Besides, the more wrinkles it added, the slower its brain would process. Smarter did not mean faster. It was slowly beginning to wonder if it even wanted to make its intellect match a human’s. It didn’t feel too motivated to do it at the moment.
The symbols were a bit more of an immediate interest.
The points might be… No, it knew what it wanted. It knew exactly what it needed.
It flicked the symbols open, finished with [Devourer] for the moment.
Speed ( +5 )
Perception ( +5 )
It felt hasty, to dump all its points into two attributes like this, even if Perception was necessary for Speed to even be useful.
But suddenly feeling like weight, momentum, torque and strength were no longer a significant factor into how fast it could go, into how its body felt even while asleep, it couldn’t much care. It knew it had made the right choice.
So now… now it would just… wait for all its changes to finish, make a template copy of its body once they were done, and go on its way.
Half of the changes were already done in the day and a half or so it had been blinking in and out of sleep.
It could wait for another day or two without much issue. Naps were nice.

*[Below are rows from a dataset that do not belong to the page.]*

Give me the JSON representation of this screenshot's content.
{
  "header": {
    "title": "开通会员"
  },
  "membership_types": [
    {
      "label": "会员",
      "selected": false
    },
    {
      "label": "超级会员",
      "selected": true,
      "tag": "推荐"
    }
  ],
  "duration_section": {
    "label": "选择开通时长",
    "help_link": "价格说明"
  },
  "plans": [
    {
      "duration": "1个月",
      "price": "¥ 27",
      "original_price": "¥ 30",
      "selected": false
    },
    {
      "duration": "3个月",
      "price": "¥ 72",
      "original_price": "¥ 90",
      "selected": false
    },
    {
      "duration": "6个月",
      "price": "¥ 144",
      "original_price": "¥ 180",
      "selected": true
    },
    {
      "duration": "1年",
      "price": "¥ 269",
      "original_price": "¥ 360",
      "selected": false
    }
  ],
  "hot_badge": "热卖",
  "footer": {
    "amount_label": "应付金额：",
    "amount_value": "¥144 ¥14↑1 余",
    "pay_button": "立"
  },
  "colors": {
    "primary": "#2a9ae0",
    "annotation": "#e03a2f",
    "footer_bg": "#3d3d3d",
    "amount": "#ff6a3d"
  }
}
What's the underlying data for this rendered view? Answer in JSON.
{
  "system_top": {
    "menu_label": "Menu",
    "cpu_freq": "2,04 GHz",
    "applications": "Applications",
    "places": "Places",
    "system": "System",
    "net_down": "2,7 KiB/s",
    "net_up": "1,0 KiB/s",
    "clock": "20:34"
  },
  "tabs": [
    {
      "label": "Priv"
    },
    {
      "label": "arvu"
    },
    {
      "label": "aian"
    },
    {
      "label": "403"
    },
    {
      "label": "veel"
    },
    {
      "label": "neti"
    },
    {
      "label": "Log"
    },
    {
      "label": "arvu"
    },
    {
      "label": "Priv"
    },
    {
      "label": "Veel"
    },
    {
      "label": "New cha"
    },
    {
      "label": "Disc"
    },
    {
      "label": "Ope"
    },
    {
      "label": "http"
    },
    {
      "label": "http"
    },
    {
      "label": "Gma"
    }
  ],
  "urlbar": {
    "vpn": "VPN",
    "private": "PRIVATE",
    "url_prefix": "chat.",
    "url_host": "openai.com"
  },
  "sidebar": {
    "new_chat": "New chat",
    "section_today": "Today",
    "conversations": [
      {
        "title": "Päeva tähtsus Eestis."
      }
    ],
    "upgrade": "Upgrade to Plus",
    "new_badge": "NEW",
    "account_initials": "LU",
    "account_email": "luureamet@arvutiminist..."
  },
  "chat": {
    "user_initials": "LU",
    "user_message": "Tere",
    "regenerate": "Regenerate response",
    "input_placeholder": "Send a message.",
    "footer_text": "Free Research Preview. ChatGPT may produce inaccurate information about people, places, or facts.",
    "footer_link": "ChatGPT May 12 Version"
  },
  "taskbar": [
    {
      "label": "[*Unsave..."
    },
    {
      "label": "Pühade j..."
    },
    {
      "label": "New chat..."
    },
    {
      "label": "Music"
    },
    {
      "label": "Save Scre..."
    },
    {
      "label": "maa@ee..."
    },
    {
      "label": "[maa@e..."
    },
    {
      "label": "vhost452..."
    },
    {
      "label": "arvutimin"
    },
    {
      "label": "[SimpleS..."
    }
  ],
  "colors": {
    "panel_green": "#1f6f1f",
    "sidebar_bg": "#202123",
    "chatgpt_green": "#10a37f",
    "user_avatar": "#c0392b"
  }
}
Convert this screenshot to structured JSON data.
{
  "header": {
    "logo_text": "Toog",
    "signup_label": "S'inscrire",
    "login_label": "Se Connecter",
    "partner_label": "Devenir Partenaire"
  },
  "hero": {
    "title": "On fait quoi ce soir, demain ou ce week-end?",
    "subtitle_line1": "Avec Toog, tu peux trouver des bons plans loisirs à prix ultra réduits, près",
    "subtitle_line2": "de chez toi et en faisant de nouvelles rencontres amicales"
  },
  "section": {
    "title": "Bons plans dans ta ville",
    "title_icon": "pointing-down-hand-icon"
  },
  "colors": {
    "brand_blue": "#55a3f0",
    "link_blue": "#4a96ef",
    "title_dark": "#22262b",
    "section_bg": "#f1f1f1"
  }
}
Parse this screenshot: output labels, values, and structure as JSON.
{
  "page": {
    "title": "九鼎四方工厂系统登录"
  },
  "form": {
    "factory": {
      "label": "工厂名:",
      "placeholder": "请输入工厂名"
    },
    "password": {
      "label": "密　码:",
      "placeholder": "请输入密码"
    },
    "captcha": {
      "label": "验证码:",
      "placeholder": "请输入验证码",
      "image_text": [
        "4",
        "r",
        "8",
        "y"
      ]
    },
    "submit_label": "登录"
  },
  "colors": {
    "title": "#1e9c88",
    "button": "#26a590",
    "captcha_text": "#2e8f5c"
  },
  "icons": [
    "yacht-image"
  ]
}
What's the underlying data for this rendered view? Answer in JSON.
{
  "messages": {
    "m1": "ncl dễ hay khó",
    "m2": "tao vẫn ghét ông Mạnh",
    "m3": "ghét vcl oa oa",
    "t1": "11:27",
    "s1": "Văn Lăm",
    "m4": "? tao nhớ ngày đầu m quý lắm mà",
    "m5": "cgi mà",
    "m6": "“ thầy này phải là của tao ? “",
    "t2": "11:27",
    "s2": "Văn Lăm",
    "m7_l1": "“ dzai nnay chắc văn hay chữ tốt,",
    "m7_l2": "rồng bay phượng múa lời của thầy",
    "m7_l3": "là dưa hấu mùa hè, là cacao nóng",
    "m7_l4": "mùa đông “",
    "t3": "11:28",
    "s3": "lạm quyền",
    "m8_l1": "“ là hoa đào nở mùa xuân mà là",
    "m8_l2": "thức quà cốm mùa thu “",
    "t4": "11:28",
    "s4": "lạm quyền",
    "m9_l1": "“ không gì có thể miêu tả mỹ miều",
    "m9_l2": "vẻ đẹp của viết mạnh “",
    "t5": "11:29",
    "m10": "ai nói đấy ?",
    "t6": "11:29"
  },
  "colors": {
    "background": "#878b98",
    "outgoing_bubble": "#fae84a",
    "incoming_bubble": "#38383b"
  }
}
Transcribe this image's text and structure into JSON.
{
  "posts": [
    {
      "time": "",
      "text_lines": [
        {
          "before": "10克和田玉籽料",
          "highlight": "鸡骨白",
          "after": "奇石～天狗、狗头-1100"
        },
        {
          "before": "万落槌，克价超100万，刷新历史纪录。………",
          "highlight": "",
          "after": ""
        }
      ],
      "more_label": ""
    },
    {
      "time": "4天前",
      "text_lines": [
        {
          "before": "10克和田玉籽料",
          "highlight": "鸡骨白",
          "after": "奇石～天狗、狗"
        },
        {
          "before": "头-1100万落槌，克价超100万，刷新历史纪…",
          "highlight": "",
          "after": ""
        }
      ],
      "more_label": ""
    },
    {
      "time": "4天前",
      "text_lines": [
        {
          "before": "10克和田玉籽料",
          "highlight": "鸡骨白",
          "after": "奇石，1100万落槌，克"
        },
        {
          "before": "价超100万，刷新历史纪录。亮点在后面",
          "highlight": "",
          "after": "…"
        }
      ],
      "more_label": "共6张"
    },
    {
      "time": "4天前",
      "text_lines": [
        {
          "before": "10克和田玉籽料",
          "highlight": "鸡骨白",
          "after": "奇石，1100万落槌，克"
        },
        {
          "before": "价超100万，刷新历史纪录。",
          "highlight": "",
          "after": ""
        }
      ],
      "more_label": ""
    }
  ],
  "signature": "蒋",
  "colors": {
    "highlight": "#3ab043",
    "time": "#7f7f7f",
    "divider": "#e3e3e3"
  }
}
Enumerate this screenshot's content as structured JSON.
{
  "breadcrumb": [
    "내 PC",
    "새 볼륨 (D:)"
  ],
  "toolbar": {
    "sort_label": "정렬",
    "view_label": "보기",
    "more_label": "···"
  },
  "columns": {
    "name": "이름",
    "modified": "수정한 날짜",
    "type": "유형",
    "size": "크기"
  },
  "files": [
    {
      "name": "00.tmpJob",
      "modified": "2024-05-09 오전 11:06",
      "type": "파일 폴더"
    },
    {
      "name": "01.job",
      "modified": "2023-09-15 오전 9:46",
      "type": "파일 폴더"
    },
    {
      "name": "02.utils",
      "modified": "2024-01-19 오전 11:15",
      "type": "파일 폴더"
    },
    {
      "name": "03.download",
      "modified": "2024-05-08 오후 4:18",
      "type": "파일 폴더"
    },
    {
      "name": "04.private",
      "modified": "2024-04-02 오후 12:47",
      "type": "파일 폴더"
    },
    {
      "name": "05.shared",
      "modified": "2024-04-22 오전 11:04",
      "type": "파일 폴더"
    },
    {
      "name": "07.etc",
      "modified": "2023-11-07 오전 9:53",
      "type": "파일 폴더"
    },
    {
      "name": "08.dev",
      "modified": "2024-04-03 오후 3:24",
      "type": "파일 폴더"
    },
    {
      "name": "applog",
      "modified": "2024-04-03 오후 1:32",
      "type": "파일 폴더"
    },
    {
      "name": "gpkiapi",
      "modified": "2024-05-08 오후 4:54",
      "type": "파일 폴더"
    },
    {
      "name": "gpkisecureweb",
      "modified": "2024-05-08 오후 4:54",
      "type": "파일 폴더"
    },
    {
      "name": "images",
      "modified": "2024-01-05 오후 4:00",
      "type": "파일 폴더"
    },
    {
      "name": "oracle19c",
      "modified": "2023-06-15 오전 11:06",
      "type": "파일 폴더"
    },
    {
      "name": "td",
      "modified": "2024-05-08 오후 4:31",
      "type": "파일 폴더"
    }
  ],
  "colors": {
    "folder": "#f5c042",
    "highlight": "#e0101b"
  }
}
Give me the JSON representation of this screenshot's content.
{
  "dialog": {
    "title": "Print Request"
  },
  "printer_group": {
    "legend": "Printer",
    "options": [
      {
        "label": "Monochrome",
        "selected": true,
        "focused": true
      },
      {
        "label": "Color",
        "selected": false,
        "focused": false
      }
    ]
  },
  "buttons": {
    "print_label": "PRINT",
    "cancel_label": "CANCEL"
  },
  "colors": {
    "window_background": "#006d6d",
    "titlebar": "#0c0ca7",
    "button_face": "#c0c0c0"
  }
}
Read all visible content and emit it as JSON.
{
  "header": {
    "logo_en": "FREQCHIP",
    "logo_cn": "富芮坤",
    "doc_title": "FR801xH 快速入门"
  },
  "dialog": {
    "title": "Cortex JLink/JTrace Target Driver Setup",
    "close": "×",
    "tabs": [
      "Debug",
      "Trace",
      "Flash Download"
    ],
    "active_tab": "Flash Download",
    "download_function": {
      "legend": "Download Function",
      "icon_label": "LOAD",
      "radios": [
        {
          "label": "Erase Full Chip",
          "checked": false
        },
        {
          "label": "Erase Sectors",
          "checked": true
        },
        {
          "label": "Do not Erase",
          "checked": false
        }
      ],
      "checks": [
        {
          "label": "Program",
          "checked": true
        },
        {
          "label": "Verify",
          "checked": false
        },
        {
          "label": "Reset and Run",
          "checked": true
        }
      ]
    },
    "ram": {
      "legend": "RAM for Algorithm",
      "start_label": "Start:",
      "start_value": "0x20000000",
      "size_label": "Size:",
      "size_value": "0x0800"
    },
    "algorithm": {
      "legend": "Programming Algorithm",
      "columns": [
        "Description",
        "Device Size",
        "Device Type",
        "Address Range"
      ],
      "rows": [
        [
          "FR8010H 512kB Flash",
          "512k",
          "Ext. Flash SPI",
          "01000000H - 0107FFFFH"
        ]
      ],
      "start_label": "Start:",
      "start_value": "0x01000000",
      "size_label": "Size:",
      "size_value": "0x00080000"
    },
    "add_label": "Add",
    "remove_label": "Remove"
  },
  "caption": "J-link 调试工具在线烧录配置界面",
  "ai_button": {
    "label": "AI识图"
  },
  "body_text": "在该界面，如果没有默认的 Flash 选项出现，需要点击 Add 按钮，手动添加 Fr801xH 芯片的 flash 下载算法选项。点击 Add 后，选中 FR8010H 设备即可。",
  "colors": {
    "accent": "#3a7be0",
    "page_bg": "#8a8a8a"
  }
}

It would have to keep an eye out for patrolling and searching humans, but it wasn’t terribly concerned. It hadn’t picked the first little nook it could find. It had felt as much as it could with its vibrations, and picked the most remote, convoluted, nonsensical path it could find that led to one. It was also pretty far from the entrance to the tunnel networks it had taken.
It went to sleep peacefully with a deep exhale of both immense joy and sadness, and idly wished it had the luxury to turn off [Restful Awareness] and dream of the last time it was in such a pipe, with its human packmate by its side.